February 15, 2014
Article by Global Pre-Meds
Hospital doctor shadowing & global health experience programs.
The abilities to use a stethoscope, draw blood, stitch up wounds, and manipulate the human body are given in the medical profession, but did you know that a doctor’s ability to navigate computer technology is just as important to the work? Computer skills won’t necessarily help your patients directly, but they are an important component to your daily responsibilities as a doctor.
It’s been frequently said that the younger generation has embraced technology and its accompanying changes much quicker than older generations, but is it the right technology that will help you work effectively in the medical profession. Here are some key computer skills that burgeoning medical professionals should possess:
Email: While the phone will long be a primary mode of communication in the medical profession, email provides immediate communication between doctors and medical staff. The effective use of email cannot be stressed enough as a crucial job skill. If you want to take you patient care to another level, you may even give your email address to your patients. This unfettered access to your professional opinion might become burdensome, and you are unlikely to be reimbursed for these informal patient-doctor interactions, but the level of service you provide via email may be a deciding factor for patients who might otherwise seek out another doctor to hear out their medical concerns.
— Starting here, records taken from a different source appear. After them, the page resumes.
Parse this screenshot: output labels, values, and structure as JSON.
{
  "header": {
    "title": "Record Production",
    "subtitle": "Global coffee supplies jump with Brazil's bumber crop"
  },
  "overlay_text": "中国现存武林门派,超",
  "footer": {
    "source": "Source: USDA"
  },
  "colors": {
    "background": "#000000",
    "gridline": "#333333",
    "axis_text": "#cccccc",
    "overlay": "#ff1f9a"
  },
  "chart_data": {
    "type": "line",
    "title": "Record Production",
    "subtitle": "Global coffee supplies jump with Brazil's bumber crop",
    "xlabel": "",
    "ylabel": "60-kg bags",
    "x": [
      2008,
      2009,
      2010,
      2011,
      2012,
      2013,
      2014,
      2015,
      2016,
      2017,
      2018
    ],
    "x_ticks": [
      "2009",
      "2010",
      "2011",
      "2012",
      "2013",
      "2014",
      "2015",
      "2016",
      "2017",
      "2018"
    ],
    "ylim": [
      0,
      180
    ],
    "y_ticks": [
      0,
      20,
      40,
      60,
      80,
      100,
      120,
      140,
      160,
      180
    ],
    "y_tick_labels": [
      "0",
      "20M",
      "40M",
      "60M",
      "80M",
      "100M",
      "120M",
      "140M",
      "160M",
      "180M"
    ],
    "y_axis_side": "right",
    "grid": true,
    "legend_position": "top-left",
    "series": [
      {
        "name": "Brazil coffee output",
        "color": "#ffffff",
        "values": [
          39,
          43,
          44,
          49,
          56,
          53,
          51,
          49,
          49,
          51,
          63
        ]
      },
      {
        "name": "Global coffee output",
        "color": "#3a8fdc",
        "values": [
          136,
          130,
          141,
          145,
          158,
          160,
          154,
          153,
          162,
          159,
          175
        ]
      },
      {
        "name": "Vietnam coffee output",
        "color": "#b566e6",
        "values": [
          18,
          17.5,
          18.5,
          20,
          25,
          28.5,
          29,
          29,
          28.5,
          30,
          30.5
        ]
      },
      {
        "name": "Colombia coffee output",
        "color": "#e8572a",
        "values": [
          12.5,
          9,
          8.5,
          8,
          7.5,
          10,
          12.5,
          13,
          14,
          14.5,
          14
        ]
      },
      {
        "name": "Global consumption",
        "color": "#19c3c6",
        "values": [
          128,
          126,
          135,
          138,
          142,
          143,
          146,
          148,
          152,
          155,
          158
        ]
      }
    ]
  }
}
Internet Research: It is useful for doctors to know how to effectively navigate the web. Patients often come into the doctor’s office armed with internet advice, information, and most importantly – MISINFORMATION. A doctor who can quickly locate these sources of information will be able to counteract the poor advice that his patient has brought into the office. In addition, continued medical education also happens in an online environment. Knowing how to upload and download information that relates to a doctor’s licensing and certification is crucial to continuing to practice.
Electronic Medical Records: These days, the entire world is going digital. Medical records, a foundation in patient care, are being converted from paper to electronic bits. Doctors must be ready for this transition and be willing to make mistakes and deal with frustrations as these systems are implemented. Implicit in the area of electronic medical records is a doctor’s word processing ability. Typing accurately and with speed is critical to work flow; a doctor who has not learned how to word-process with speed and correctness will find him/herself at a disadvantage as electronic medical records become the norm in medical practices across the country.
Social Media: Self-promotion via social media continues to grow in importance. As more patients turn to the web for information, a doctor’s online reputation becomes one of the first things that patients learn about their physician. If you have no online presence, that is not necessarily problematic at this juncture; however, in our changing digital world, your social media participation may become more important. It’s never too early to cultivate and curate your personal presentation on the Internet. You may even become the next Doctor Oz!
Doctors are expected to stay current on the latest medical advances and treatments. Let the power of technology be your ally in providing world-class patient care. — Post by Madelaine Kingsbury.